At the age of 15, I was sent to live with an older sibling in another state. I carried a dark void for many years. How I missed the long afternoons listening to my mom talk about adult things. I missed the swirl of smoke that enveloped her face and danced around her words.
Over time, conversations were replaced with dark shadows. I was trying to find my way through the maze of life. She was trying to survive her own hell. Not understanding her pain, I allowed anger to harden my heart. My life moved on. But the pain remained tucked away in the dark corners of my soul.
Two years ago I lost my mom to lung cancer. In reading her journals, I now know that she struggled with emphysema for many years. Dark depression, bondage, and lung disease. In spite of her internal hell, she was an amazing interior designer. She worked tirelessly to ensure that her surroundings were immaculate. She also had a passion for gardening. She worked very hard to breath life into everything she touched.
She was diagnosed with stage IV lung cancer on my 40th birthday. Knowing that our time was limited, we were able to sort through our past, and develop a life-giving relationship.
Overall, my mom’s life story is a mystery to me. She was born on an Indian reservation in North Dakota in 1936. I never met my maternal grandparents, and only met three of her siblings once. The only stories she shared included her recollection of Catholic nuns taking her family off the reservation, shaving their heads, and dipping them in kerosine to kill the lice. She also mentioned that she was a “mix-breed”. She never felt fully accepted in her tribe as a child. Being half-Indian, she didn’t fit into the “white world” either. She left home when she was 15 and never looked back.
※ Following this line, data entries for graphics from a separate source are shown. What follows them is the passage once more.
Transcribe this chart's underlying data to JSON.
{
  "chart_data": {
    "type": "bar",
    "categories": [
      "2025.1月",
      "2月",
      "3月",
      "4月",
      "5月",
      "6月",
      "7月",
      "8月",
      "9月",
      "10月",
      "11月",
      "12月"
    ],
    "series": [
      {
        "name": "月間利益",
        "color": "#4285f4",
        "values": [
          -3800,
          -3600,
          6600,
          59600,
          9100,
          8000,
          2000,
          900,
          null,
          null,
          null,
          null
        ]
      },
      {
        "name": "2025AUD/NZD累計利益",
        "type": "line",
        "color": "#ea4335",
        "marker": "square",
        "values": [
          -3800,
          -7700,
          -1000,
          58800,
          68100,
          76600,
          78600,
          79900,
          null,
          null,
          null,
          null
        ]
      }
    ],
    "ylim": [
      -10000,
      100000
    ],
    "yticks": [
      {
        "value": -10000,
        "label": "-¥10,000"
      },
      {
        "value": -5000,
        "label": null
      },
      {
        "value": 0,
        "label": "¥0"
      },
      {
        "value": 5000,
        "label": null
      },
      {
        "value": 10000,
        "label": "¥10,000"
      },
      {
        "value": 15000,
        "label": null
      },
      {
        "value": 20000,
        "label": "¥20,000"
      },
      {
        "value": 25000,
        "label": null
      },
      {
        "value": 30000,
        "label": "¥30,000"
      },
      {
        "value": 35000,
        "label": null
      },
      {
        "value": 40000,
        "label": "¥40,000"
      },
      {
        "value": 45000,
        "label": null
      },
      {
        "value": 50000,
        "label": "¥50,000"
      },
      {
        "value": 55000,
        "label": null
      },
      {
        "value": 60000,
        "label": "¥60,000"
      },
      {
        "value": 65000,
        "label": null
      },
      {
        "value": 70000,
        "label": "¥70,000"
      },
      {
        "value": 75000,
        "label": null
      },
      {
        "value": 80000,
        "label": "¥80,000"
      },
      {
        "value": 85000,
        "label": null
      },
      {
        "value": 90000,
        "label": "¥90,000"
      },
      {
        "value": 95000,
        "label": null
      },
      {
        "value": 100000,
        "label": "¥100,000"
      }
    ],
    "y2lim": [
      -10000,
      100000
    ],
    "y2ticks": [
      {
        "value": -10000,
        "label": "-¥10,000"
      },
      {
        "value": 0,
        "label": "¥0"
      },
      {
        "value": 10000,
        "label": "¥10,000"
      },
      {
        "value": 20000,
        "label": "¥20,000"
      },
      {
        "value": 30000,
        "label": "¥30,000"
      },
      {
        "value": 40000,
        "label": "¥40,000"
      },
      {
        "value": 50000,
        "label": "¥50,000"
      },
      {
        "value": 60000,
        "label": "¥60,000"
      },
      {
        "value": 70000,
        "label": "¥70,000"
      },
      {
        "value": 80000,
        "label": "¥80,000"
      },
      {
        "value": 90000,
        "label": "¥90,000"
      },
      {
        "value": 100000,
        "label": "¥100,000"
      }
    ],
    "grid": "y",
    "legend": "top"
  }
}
My mom was a survivor. During her final year, I had the opportunity to walk closely with her on the cancer journey. Holding hands during chemo treatments, she’d remind me to be strong and to realize how much I had overcome in my life. She told me she was proud of me for ending a long cycle of pain that found its origins long before I breathed my first breath. She released me from codependent obligations with my father, siblings, and extended family that held her captive for many years.
Two years ago, on May 20, my mom took her final breath. She left this world on her terms, surrounded by all her children and her husband. During her final days, I stayed by her side around the clock. Once again I would watch as she partook in the ritual of taking a deep drag from her cigarette, holding it in, and then releasing smoke into magical circles which would surround her face. We laughed. We cried. We said all we needed to say during those final days.
As Mother’s Day approaches, I am reminded that my mom is with me in the rose gardens, home improvement projects, and in the pain. She is no longer in bondage to the darkness. She is now embraced in pure light. Her body is no longer failing, and her spirit now moves freely in the spiritual realm.
When my kids come home after a rough day, we embrace and sort through it all. Sometimes when I hug them, I can smell chocolate chip cookies waiting to be dunked in whole milk. I take a deep breath, hold it in, and exhale. And, Mom’s spirit envelopes me as it glides in circular motion through the universe.